Помолчали. Потом Ксения, совсем забившись в угол,задала вопрос из тьмы:

— Вам, Георгий, нравится моя единственная и настоящая подруга Люба?

Сырцов резко обернулся, пытаясь увидеть лицо Ксении, но не увидел и решил признаться:

— Очень.

— И вы ей. И тоже очень. А спите с моей матерью. Значит, кому-то обязательно лжете, или Любе, или маме. А ложь и подлость — сестры, вы только что сами об этом говорили. Только не надо меня убеждать, что с одной стороны — случайная, ничего не оставившая в жизни мимолетная связь, а с другой — высокое, трепетное и впервые по-настоящему захватившее вас чувство.

— А если все это действительно так, как вы только что сказали? И если я, как только подумаю о Любе, краснею от стыда и бессовестности своей где попало: в доме, за рулем, в толпе, наедине с самим собой, во сне и наяву?

— Покраснеете, покраснеете, а потом мою мамашу в койку...

— Ксения! — отчаянно крикнул он.

— Я не осуждаю вас, поймите меня. Я думаю вслух. Ложь, подлость, ханжество, предательство — страшные пороки, да? А беспощадность в своей правоте, приносящая другим боль и только боль, — что это? Вон вы как закричали...

Сырцов развернулся у Триумфальной арки, и они покатили к центру. Пристроившись в спокойный ряд, Сырцов, подумав, спокойно ответил:

— Беспощадность в своей правоте. Ишь чего выдумали! Не беспощадность, а честность. Только когда честен с собой, имеешь полное право быть честным по отношению к другим. А боль... Боль оттого, что честность определяет самые постыдные и потому и болевые точки человека. Свои, другого кого-то. И еще. Лечение правдой — серьезная операция, а при операции всегда боль. А вы что, Любе звонили?

— Ага.

— А не надо бы.

— Знаю. Но Любка единственный человек, после разговора с которым кажется, что все еще может быть хорошо. — Ксения, видимо, с улыбкой вспомнила Любу, потому что голос ее изменился: — Не беспокойтесь, Георгий, я ничего не сказала ей про ваши опасные связи.

— Может, хватит об этом, Ксения?

— Только один еще вопрос. Что вы собираетесь делать?

— Я уже сделал выбор.

— И многое-многое другое, — добавила Ксения. — А я ничего не делаю. Просто соглашаюсь с кем-то или не соглашаюсь с тем-то. Я — не человек сейчас, я — лишь точка, в которой пересекаются чьи-то корыстные и благородные интересы.
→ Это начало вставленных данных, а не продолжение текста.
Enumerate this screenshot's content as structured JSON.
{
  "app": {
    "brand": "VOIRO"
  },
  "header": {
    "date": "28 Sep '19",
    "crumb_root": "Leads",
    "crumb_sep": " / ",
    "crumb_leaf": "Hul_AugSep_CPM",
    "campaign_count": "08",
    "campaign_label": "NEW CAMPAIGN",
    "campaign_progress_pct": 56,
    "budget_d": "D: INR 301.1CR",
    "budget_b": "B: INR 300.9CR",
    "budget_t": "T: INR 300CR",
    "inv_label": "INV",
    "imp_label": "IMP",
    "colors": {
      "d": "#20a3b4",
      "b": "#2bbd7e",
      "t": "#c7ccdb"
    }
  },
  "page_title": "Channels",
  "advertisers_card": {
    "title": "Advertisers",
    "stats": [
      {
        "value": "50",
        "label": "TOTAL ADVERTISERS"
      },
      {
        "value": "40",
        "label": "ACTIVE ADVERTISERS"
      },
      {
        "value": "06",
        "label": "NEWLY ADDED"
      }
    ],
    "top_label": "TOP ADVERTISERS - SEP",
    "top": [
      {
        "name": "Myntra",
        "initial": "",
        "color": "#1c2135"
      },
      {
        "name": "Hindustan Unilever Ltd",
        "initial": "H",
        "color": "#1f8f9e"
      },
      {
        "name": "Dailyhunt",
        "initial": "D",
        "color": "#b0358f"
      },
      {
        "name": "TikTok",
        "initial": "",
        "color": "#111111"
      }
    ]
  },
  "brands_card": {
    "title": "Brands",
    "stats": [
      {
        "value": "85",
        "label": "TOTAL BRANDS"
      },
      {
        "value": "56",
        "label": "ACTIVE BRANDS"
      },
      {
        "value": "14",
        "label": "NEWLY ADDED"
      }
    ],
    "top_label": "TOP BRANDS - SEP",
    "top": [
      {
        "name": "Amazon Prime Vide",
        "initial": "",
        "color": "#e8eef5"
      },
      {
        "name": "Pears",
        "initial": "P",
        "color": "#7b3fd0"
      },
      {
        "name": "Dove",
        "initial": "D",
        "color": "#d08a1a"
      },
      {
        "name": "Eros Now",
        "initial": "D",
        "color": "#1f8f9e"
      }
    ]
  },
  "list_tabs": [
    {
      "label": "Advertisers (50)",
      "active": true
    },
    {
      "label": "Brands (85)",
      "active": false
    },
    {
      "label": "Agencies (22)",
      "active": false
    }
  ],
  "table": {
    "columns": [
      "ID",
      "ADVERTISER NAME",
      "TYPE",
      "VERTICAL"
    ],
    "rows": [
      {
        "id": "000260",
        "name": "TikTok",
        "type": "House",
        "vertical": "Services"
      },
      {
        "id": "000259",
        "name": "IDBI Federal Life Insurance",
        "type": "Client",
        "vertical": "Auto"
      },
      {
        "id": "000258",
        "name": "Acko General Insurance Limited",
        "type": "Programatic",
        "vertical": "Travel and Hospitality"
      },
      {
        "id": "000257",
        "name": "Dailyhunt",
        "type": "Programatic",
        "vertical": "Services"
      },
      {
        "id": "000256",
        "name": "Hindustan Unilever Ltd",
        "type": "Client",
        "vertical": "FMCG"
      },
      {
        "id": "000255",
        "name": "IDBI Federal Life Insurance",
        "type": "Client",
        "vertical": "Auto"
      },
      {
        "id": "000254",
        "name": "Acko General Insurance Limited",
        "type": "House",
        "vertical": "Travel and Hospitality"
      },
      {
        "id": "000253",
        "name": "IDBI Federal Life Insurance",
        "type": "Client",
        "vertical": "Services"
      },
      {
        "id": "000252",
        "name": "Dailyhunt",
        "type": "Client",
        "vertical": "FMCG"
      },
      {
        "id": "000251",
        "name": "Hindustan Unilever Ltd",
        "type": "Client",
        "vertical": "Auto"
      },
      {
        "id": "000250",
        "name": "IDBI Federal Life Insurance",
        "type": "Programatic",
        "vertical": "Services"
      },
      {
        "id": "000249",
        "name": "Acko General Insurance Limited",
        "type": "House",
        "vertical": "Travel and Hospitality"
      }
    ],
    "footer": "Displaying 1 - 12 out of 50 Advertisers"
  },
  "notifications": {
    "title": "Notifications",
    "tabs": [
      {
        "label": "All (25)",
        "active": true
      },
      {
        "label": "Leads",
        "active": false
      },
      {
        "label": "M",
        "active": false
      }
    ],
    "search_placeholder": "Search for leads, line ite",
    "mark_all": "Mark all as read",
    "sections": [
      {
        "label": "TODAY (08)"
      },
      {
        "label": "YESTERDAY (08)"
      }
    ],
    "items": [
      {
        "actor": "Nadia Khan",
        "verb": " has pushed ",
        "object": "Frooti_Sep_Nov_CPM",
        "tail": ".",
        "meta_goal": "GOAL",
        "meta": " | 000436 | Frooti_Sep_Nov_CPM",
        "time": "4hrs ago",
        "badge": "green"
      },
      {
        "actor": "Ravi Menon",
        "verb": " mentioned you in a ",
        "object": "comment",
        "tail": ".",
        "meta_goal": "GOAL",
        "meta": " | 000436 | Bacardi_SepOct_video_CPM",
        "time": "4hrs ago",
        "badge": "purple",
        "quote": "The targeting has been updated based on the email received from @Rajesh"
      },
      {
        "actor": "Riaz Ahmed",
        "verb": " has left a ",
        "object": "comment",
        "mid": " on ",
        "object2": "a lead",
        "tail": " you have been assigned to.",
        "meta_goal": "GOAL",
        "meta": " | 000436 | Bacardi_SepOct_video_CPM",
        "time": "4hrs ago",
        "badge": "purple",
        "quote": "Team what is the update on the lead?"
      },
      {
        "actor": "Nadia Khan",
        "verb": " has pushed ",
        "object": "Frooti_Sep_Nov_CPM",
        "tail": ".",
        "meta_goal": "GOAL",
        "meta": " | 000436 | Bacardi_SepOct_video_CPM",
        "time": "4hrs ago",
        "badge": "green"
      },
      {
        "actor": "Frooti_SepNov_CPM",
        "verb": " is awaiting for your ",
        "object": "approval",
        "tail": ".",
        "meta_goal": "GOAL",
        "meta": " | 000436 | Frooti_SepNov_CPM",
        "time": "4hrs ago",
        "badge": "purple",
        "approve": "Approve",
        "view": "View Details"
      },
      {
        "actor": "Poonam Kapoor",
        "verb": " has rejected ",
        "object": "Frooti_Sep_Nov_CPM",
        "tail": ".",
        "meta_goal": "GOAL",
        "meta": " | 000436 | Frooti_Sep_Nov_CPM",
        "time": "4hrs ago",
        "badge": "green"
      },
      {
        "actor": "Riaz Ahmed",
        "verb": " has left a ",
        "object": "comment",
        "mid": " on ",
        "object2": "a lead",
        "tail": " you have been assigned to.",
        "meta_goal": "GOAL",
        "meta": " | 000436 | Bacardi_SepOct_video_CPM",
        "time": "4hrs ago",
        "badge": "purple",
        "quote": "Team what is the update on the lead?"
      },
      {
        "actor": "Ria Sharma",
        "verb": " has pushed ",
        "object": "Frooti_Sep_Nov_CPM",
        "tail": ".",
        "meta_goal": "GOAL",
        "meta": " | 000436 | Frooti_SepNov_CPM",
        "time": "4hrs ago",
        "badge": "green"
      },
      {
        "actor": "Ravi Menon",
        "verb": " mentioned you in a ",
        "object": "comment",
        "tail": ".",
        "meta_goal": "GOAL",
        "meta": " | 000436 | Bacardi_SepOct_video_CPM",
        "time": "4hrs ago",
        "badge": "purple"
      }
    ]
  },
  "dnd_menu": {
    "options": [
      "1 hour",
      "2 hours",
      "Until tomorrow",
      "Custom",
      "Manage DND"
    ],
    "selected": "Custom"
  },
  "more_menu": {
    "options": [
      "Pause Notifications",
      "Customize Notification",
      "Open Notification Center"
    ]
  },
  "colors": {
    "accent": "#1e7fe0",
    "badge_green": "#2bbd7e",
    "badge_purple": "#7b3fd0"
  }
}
Мне хочется поступка, Георгий.

— Ваш поступок, ваше дело — самое трудное дело: устоять на ветру, не сломаться, не рухнуть несмотря ни на что.

— Я — Павлик Морозов?

— Ты — дура! — проорал Сырцов.

— Вот и на «ты» перешли, — удовлетворенно констатировала Ксения и ехидно заметила: — Вы на красный проскочили.

Проскочили они на красный свет у Киевской площади перед Бородинским мостом. К счастью, неприхваченный гаишниками Сырцов на мосту дал скорость и встал в недлинный хвост перед выездом на Садовое. Обернулся, улыбнулся, увидел наконец разноцветное Ксенино лицо, освещенное ядовитой рекламой магазина «Руслан», и объяснил:

— Последняя проверка. Сейчас Виктор и Роман Суренович просчитают наиболее шустро сорвавшихся на желтый и окончательно решат: есть за нами с тобой хвост или отрубились мы окончательно.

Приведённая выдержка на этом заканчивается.